Les jeux possèdent en eux certaines caractéristiques objectives : le fonctionnement du jeu et son équilibre ainsi que la qualité de l’édition (matériel, règles). Les parties que l’on peut jouer en possèdent beaucoup beaucoup d’autres : notre état (fatigue, moral, goûts, envie…), les personnes présentes, la qualité de l’éclairage, la boisson ingérée, … etc.
Si quelqu’un ne s’amuse pas avec un jeu, cela ne remet pas forcément en question les qualités du jeu et inversement comme l’atteste l’exemple de cette partie de Container. Pensez au nombre de personnes qui s’amusent avec le Monopoly. Pensez à ces jeux joués dans l’ambiance d’un festival qui vous ont déçu une fois ramenés à la maison. Pensez à ces jeux essayés sur PC ou sur Smartphones auxquels vous n’avez pas accroché et qui vous ont enthousiasmé sur table.
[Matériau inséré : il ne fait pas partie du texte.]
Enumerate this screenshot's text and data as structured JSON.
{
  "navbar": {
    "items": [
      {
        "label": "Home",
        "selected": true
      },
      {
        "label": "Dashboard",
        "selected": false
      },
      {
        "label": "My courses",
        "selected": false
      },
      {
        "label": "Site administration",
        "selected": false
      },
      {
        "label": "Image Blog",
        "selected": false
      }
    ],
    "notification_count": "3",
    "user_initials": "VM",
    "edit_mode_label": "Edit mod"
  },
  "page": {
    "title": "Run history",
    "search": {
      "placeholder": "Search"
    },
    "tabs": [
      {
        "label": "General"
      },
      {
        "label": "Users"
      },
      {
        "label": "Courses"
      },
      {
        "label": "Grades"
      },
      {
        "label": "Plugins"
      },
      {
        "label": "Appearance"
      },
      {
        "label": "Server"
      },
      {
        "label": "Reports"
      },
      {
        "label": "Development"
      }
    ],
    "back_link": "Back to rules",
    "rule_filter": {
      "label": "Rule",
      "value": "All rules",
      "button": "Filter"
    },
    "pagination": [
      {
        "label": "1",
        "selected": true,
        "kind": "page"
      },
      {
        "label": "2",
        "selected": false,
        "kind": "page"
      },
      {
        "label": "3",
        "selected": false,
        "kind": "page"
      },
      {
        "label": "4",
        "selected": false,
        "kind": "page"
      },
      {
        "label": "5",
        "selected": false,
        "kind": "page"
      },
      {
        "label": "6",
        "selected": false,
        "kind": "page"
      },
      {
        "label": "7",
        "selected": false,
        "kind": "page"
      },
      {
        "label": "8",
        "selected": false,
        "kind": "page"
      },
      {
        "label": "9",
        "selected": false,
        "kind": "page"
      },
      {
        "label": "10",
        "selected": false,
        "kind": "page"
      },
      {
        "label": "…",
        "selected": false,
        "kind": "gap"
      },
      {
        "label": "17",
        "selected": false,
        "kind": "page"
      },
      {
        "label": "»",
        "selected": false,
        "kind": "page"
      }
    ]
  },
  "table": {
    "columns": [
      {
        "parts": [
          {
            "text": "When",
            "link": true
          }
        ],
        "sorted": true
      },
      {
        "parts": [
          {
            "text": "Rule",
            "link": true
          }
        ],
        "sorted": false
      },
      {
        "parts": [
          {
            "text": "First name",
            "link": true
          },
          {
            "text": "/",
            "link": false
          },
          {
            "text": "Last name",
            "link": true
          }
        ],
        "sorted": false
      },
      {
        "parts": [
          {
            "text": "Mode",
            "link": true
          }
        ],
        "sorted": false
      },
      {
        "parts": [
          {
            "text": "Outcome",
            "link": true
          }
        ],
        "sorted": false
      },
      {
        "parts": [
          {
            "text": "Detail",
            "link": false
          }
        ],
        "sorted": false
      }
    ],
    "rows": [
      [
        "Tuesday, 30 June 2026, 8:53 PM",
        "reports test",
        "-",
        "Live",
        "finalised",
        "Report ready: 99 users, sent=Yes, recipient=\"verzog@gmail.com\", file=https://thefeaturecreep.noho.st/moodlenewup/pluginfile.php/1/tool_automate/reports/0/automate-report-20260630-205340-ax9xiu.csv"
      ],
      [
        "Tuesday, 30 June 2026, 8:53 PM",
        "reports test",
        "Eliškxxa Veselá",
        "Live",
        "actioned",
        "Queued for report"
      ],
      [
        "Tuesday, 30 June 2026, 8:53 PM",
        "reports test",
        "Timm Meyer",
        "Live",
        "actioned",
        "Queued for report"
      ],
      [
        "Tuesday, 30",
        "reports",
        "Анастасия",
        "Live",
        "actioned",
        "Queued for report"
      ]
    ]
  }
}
Il peut y avoir de multiples raisons qui expliquent le ressenti d’un joueur sans que le jeu n’y soit pour quoi que ce soit. Évaluer objectivement la qualité d’un jeu, c’est discuter de la partie émergée de l’iceberg. C’est tout à fait possible, mais fichtrement limitée. N’est-ce pas avant tout ce que le jeu a provoqué chez nous qui est intéressant ? Multiplier les rencontres permet de mieux cerner ce qui vient du contexte et de s’en détacher. Il reste que nous sommes toujours plus ou moins les mêmes à chaque partie : il n’est pas possible de se détacher de nous-mêmes !

C’est pour cette raison que j’essaye de donner quelques éléments sur ma ou mes rencontre(s) avec un jeu dans les avis que je donne. C’est pour cette raison que sur LudiGaume nous indiquons toujours le nombre de parties et s’il s’agit de premières impressions. Enfin, messieurs les auteurs, c’est pour cette raison qu’il ne faut pas être déçu si l’on aime pas assez votre jeu : il est fort probable que le jeu n’y soit pour rien.